Pistorius will go on trial in the High Court in Pretoria in March next year on charges of murdering his girlfriend Reeva Steenkamp on Valentine’s Day and the illegal possession of ammunition.
According to the summary of facts forming part of the indictment, some of the state witnesses heard a woman scream, followed by moments of silence, then heard gunshots and then more screaming.
Pistorius told witnesses on the scene he thought she was an intruder.
Curlewis said Pistorius had revealed his defence from the outset, as is evident from the proceedings in the bail application. “Self-defence and/or emergency are not a unique defences, it’s been used many times in the past. He can’t depart from it now.
“In South African law it is tes-ted on the basis that one may not use more violence than necessary to defend yourself. You must use every other possible measure rather than to shoot. Shooting must be your last resort.
“His case will rest on his evidence and how strong he stands in cross-examination. Only he can tell the court what happened,” says Curlewis.

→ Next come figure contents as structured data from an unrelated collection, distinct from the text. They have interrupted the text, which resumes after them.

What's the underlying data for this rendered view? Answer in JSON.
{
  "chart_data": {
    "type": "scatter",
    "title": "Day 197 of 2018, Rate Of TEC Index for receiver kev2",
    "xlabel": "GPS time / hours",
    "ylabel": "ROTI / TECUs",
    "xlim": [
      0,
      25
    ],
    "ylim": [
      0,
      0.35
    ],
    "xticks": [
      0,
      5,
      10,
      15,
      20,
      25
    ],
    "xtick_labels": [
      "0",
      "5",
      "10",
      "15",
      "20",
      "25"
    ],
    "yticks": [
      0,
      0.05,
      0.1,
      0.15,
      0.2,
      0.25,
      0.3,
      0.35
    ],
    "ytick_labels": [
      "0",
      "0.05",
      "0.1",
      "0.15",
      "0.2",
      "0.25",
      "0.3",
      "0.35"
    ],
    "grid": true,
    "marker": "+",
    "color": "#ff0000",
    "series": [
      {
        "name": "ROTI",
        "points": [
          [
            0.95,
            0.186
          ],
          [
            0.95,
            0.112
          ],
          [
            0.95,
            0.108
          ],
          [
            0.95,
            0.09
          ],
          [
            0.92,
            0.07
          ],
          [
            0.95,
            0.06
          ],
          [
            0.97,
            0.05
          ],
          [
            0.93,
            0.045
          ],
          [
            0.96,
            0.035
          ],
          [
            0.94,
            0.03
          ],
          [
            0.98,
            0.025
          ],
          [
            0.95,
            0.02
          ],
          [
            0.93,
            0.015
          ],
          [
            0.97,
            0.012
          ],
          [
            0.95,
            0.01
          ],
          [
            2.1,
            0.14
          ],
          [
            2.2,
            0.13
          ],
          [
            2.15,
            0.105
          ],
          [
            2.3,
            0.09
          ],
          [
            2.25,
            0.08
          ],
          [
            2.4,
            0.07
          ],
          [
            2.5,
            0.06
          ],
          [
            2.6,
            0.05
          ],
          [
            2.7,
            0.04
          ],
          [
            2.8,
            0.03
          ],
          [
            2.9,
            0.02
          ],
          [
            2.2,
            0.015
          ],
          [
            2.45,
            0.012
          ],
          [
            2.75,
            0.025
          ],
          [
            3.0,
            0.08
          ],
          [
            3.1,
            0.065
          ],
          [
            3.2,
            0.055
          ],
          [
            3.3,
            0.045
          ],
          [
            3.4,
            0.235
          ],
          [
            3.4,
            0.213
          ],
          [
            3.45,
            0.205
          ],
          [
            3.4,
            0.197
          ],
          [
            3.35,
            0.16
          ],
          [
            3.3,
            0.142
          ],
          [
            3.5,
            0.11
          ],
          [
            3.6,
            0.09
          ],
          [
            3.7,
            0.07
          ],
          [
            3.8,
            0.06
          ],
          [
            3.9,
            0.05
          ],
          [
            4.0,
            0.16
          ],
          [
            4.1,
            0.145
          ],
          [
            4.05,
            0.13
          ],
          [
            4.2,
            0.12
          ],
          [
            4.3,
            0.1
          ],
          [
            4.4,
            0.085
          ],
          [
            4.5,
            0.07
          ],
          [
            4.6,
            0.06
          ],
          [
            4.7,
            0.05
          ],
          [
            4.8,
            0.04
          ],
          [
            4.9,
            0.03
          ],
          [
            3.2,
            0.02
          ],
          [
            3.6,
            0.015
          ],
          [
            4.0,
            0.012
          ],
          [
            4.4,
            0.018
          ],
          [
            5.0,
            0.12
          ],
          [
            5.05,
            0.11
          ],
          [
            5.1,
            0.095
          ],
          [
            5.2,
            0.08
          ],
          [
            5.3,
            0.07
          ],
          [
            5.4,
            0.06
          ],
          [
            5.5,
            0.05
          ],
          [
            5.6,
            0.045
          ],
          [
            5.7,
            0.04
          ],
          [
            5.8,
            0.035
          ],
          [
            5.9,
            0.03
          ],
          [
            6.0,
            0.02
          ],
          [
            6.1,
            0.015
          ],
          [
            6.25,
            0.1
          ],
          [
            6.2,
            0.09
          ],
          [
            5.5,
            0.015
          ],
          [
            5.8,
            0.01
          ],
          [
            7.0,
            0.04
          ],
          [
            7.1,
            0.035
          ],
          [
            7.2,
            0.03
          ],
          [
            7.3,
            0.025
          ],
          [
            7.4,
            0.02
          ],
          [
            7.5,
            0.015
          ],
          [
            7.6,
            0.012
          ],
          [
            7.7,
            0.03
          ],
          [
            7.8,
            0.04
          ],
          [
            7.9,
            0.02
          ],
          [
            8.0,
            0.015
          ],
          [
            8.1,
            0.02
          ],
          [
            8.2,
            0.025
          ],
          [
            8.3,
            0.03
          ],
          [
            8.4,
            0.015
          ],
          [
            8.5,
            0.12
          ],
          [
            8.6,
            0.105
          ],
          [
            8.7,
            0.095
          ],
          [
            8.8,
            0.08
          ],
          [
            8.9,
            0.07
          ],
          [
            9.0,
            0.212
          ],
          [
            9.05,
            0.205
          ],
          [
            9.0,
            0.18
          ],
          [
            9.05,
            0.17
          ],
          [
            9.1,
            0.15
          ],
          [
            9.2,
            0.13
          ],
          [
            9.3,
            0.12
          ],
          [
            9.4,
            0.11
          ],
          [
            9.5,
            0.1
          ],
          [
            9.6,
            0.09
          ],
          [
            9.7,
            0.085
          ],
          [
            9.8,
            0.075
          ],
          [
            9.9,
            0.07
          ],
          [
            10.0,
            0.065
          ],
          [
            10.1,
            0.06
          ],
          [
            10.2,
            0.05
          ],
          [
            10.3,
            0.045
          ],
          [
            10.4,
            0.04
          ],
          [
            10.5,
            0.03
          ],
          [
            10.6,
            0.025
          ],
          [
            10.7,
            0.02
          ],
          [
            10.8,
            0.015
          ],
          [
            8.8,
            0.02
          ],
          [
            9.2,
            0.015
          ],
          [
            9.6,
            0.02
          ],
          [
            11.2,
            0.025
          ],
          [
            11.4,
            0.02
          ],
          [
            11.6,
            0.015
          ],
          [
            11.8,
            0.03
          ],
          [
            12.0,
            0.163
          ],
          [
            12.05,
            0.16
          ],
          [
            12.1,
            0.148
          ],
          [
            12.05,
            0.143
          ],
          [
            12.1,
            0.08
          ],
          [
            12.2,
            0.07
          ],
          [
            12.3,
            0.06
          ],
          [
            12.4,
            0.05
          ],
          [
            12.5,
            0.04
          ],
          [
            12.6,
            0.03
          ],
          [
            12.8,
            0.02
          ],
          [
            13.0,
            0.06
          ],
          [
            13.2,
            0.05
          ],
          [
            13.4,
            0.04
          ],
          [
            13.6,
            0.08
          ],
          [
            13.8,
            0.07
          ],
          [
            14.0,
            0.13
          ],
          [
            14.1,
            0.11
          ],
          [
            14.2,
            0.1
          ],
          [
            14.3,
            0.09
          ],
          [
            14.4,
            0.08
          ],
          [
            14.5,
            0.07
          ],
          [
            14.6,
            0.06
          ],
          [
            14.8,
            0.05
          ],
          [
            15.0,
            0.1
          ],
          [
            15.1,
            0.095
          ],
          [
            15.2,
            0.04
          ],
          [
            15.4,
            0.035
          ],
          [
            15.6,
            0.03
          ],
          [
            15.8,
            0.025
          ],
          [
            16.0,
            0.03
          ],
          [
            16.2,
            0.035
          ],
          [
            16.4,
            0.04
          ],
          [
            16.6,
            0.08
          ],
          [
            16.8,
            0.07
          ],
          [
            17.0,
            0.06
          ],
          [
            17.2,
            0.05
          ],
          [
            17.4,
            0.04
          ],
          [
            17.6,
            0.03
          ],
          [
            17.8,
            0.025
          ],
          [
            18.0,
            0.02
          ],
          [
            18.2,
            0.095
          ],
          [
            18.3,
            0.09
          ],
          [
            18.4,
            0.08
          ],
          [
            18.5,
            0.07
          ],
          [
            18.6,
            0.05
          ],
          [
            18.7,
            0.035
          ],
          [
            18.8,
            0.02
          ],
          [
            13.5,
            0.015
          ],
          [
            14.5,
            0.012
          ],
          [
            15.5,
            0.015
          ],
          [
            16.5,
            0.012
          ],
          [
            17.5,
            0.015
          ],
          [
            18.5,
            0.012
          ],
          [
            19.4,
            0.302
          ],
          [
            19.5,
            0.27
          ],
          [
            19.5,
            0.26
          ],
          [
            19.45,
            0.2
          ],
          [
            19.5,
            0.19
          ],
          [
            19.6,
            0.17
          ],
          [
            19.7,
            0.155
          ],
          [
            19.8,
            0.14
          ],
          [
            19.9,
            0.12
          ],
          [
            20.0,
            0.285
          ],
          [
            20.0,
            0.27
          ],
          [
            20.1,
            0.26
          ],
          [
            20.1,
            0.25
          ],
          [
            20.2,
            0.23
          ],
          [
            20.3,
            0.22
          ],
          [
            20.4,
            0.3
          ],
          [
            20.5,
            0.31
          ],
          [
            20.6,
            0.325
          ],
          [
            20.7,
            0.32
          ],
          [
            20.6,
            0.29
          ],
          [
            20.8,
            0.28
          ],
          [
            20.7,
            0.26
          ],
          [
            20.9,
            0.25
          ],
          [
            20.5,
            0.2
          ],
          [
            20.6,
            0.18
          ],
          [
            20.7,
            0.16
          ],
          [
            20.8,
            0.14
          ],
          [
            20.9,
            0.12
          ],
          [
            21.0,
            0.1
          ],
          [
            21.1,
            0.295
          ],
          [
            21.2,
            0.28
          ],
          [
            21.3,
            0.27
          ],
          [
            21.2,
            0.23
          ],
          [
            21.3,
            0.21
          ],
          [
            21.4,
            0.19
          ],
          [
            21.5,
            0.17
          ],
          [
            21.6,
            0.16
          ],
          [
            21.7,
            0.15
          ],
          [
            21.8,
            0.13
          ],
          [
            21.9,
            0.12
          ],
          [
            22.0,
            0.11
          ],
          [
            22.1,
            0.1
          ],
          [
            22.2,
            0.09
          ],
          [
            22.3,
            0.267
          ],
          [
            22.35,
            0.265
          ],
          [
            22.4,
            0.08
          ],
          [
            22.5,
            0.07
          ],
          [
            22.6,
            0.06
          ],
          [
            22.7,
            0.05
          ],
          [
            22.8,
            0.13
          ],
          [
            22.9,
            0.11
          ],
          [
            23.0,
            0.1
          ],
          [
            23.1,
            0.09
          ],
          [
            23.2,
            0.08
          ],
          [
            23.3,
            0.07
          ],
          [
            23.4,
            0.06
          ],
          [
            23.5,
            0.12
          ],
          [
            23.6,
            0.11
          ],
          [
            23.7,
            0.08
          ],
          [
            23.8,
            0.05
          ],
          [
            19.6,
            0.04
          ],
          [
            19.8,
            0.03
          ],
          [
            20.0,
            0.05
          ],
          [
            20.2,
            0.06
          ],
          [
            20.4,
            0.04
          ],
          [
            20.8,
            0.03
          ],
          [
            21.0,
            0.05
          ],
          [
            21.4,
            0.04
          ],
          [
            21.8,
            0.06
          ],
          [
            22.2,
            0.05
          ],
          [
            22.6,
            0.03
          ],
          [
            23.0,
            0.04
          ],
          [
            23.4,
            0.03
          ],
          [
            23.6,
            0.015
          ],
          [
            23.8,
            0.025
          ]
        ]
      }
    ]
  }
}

“There are recognised principles for self-defence and/or emergency and the court will have to test his version against those principles. Unlawfulness as well as guilt is in dispute as elements of the crimes mentioned in the charge sheet.”
Pistorius says he acted in self-defence and/or emergency, so the question of intention and negligence arises.
“There are three forms of intention. One is direct intention to kill, the other is indirect intention to kill and the third category is where you foresee that death may result, but nevertheless proceed to act. Even if you didn’t act with the intention to kill and the state proves just 1% negligence, you’re still guilty of culpable homicide.
“I don’t know why the state wants to call over 100 witnesses,” he says.
“I predict that the defence will admit most of the facts in the case, which probably will exclude most of the so-called chain evidence. His case will ultimately rest on his own evidence.”